Running Exclusive Class DDP example on rank 0.
rank: 0, subset_len: 25000, subset_indices: tensor([179, 185, 189, 199, 213, 220, 223, 233, 264, 276])
rank: 1, subset_len: 25000, subset_indices: tensor([156, 157, 167, 173, 177, 182, 183, 195, 198, 215])
Epoch: 0
Rank: 1, label: tensor([9, 9, 9, 9, 9, 9, 9, 9], device='cuda:1'), predicted: tensor([9, 9, 9, 9, 9, 9, 9, 9], device='cuda:1')
Rank: 1, training loss: 0.7736, accuracy: 71.8760
Rank: 0, label: tensor([4, 4, 4, 4, 4, 4, 4, 4], device='cuda:0'), predicted: tensor([9, 9, 9, 9, 9, 9, 9, 9], device='cuda:0')

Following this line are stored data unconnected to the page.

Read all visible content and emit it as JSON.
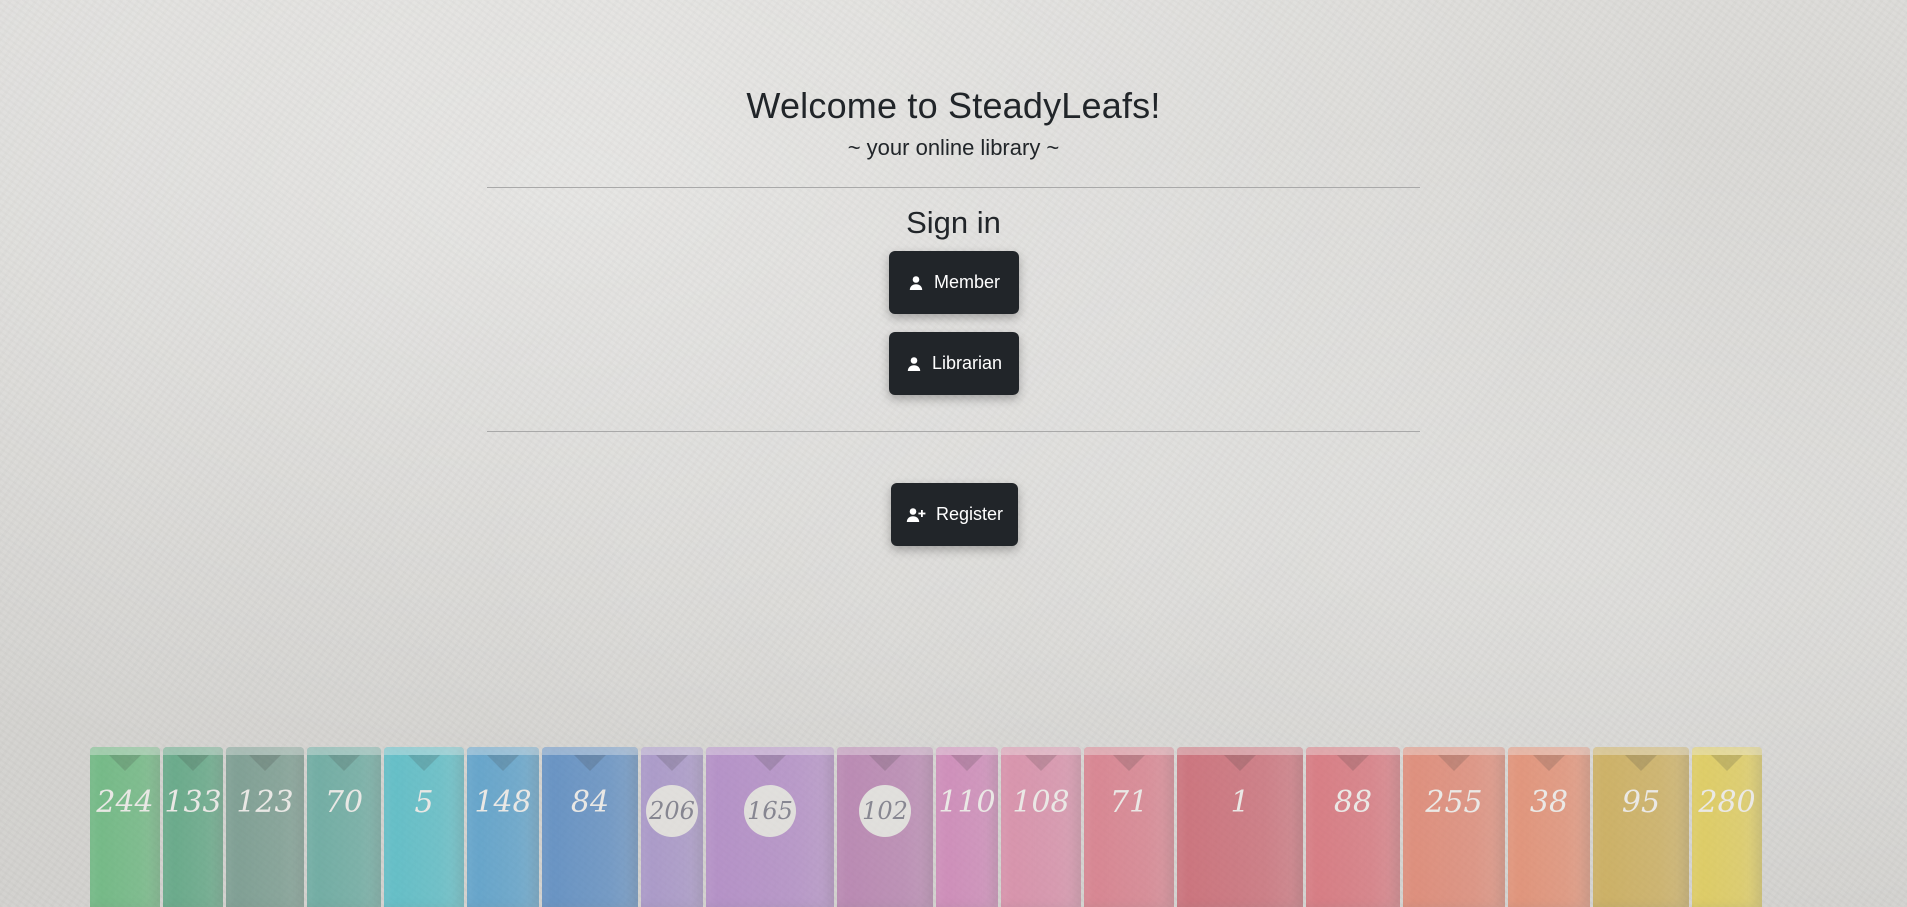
{
  "header": {
    "title": "Welcome to SteadyLeafs!",
    "subtitle": "~ your online library ~"
  },
  "signin": {
    "heading": "Sign in",
    "member_label": "Member",
    "librarian_label": "Librarian"
  },
  "register": {
    "label": "Register"
  },
  "background": {
    "book_numbers": [
      "244",
      "133",
      "123",
      "70",
      "5",
      "148",
      "84",
      "206",
      "165",
      "102",
      "110",
      "108",
      "71",
      "1",
      "88",
      "255",
      "38",
      "95",
      "280"
    ],
    "book_colors": [
      "#4fb06a",
      "#3f9a6f",
      "#5f8c7d",
      "#4c9f93",
      "#39b7c4",
      "#3b93c9",
      "#3f7bbf",
      "#9b84c6",
      "#a979c4",
      "#b06ea8",
      "#cc73b1",
      "#d97b9e",
      "#d9687a",
      "#c8505e",
      "#d85b66",
      "#e1745c",
      "#e57c5a",
      "#c9a33c",
      "#e1c93b"
    ]
  },
  "colors": {
    "button_bg": "#212529",
    "text": "#212529"
  },
  "icons": {
    "member": "person-icon",
    "librarian": "person-icon",
    "register": "person-plus-icon"
  }
}
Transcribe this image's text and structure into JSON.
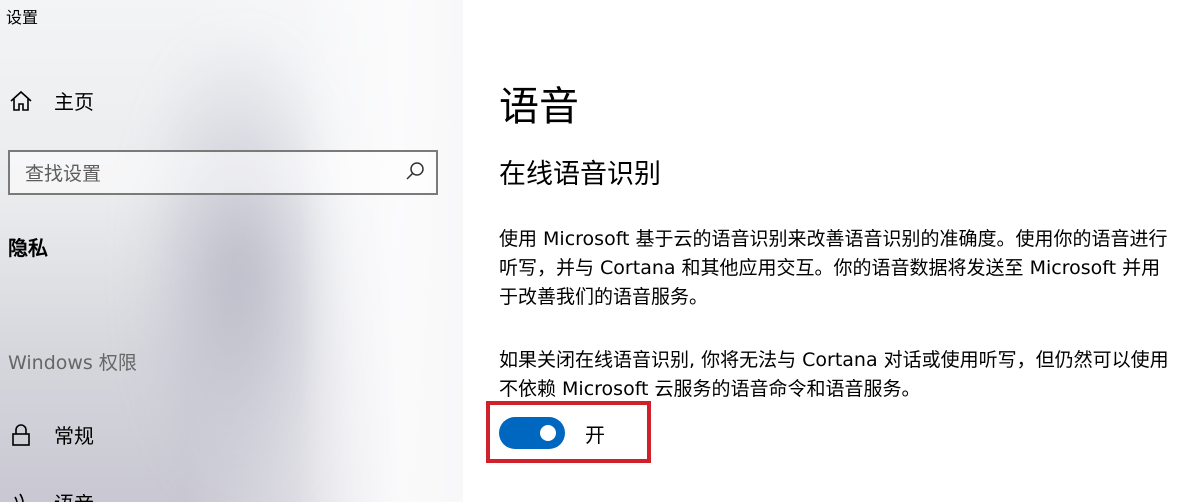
{
  "window": {
    "title": "设置"
  },
  "sidebar": {
    "home_label": "主页",
    "search_placeholder": "查找设置",
    "section_privacy": "隐私",
    "section_windows_permissions": "Windows 权限",
    "items": [
      {
        "label": "常规",
        "icon": "lock-icon"
      },
      {
        "label": "语音",
        "icon": "speech-icon"
      }
    ]
  },
  "main": {
    "page_title": "语音",
    "section_title": "在线语音识别",
    "paragraphs": [
      "使用 Microsoft 基于云的语音识别来改善语音识别的准确度。使用你的语音进行听写，并与 Cortana 和其他应用交互。你的语音数据将发送至 Microsoft 并用于改善我们的语音服务。",
      "如果关闭在线语音识别, 你将无法与 Cortana 对话或使用听写，但仍然可以使用不依赖  Microsoft 云服务的语音命令和语音服务。"
    ],
    "toggle": {
      "state_label": "开",
      "on": true
    }
  },
  "colors": {
    "accent": "#0067c0",
    "highlight": "#d0202a"
  }
}
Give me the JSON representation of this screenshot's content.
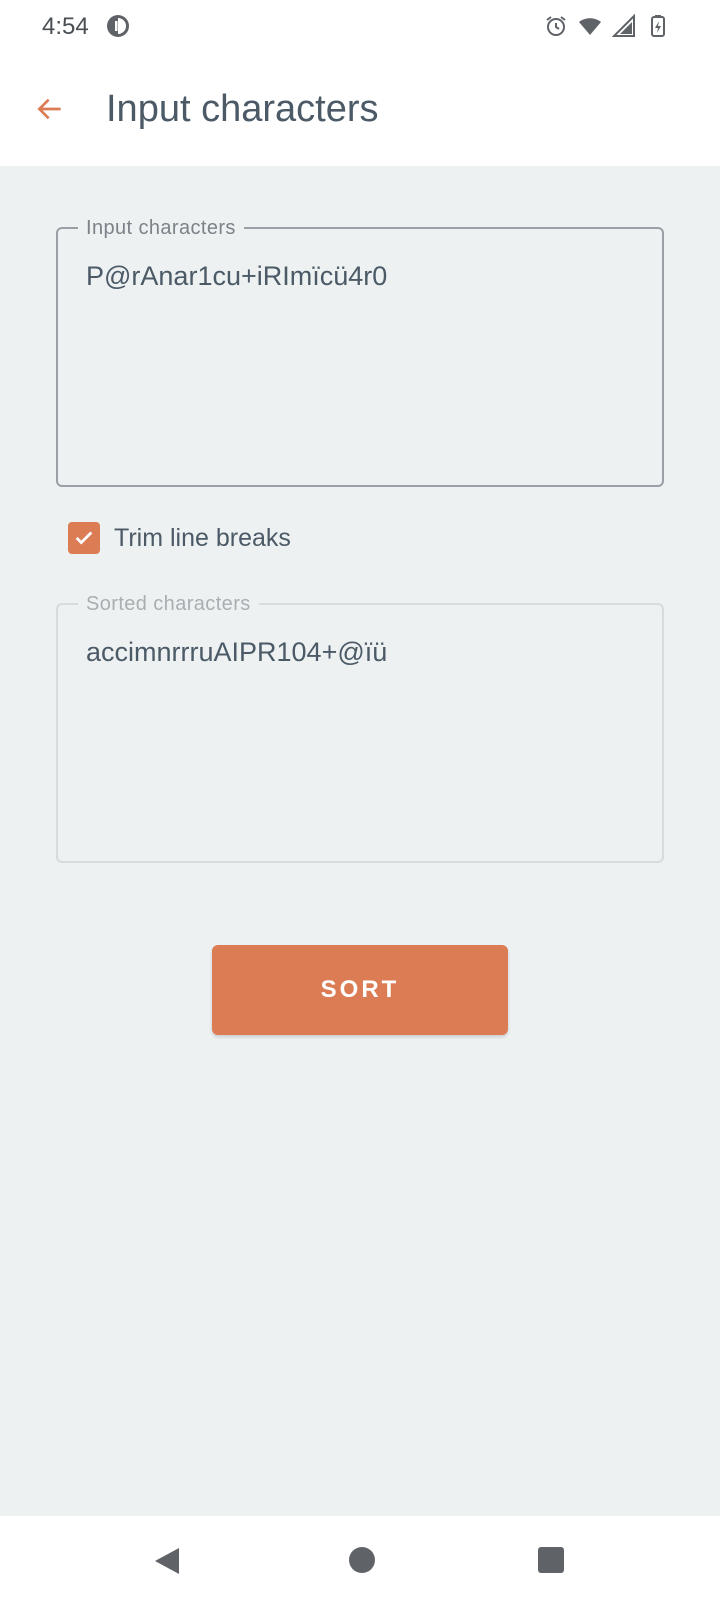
{
  "status_bar": {
    "time": "4:54",
    "icons": [
      "app-notification-icon",
      "alarm-icon",
      "wifi-icon",
      "signal-icon",
      "battery-charging-icon"
    ]
  },
  "app_bar": {
    "title": "Input characters",
    "back_icon": "arrow-back-icon"
  },
  "input_field": {
    "label": "Input characters",
    "value": "P@rAnar1cu+iRImïcü4r0"
  },
  "trim_checkbox": {
    "label": "Trim line breaks",
    "checked": true
  },
  "output_field": {
    "label": "Sorted characters",
    "value": "accimnrrruAIPR104+@ïü"
  },
  "sort_button": {
    "label": "SORT"
  },
  "colors": {
    "accent": "#dc7c55",
    "background": "#edf1f2",
    "text": "#4b5a66"
  },
  "nav_bar": {
    "icons": [
      "nav-back-icon",
      "nav-home-icon",
      "nav-recents-icon"
    ]
  }
}
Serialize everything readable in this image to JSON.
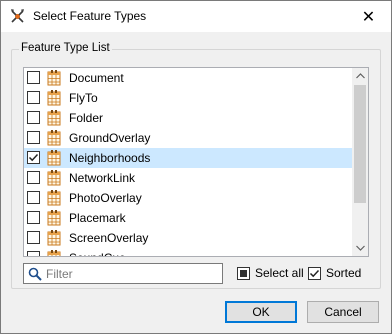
{
  "window": {
    "title": "Select Feature Types",
    "app_icon": "fme-workbench-icon",
    "close_label": "✕"
  },
  "group": {
    "legend": "Feature Type List"
  },
  "feature_types": [
    {
      "label": "Document",
      "checked": false,
      "selected": false
    },
    {
      "label": "FlyTo",
      "checked": false,
      "selected": false
    },
    {
      "label": "Folder",
      "checked": false,
      "selected": false
    },
    {
      "label": "GroundOverlay",
      "checked": false,
      "selected": false
    },
    {
      "label": "Neighborhoods",
      "checked": true,
      "selected": true
    },
    {
      "label": "NetworkLink",
      "checked": false,
      "selected": false
    },
    {
      "label": "PhotoOverlay",
      "checked": false,
      "selected": false
    },
    {
      "label": "Placemark",
      "checked": false,
      "selected": false
    },
    {
      "label": "ScreenOverlay",
      "checked": false,
      "selected": false
    },
    {
      "label": "SoundCue",
      "checked": false,
      "selected": false
    }
  ],
  "filter": {
    "placeholder": "Filter",
    "value": ""
  },
  "options": {
    "select_all": {
      "label": "Select all",
      "state": "indeterminate"
    },
    "sorted": {
      "label": "Sorted",
      "checked": true
    }
  },
  "buttons": {
    "ok": "OK",
    "cancel": "Cancel"
  },
  "colors": {
    "selection": "#cce8ff",
    "accent": "#0078d7"
  }
}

Rank: 0, training loss: 0.7691, accuracy: 71.3760
Rank: 1, label: tensor([9, 9, 9, 9, 9, 9, 9, 9], device='cuda:1'), predicted: tensor([4, 4, 4, 4, 4, 4, 4, 4], device='cuda:1')
Rank: 1, validation loss: 6.8682, accuracy: 0.0000
Rank: 0, label: tensor([4, 4, 4, 4, 4, 4, 4, 4], device='cuda:0'), predicted: tensor([4, 4, 4, 4, 4, 4, 4, 4], device='cuda:0')
Rank: 0, validation loss: 5.7867, accuracy: 20.0000
It is expected that the validation accuracy should be closed to the training, and the prediction results should be closed to the targets. However, the accuracy is less than or equal to 20%. It seems that the computation goes wrong.
I tried the extreme scheme that the validation is the same as the training, it worked. As I remove the loss.backward()
or the optimizer.step()
, the performance will drop to 20%. It seems a synchronization issue. I also checked the official example: examples/main.py at master · pytorch/examples · GitHub, but there is no synchronization between training and validation.
Do I miss something or concepts? Does someone have any suggestions? Thanks!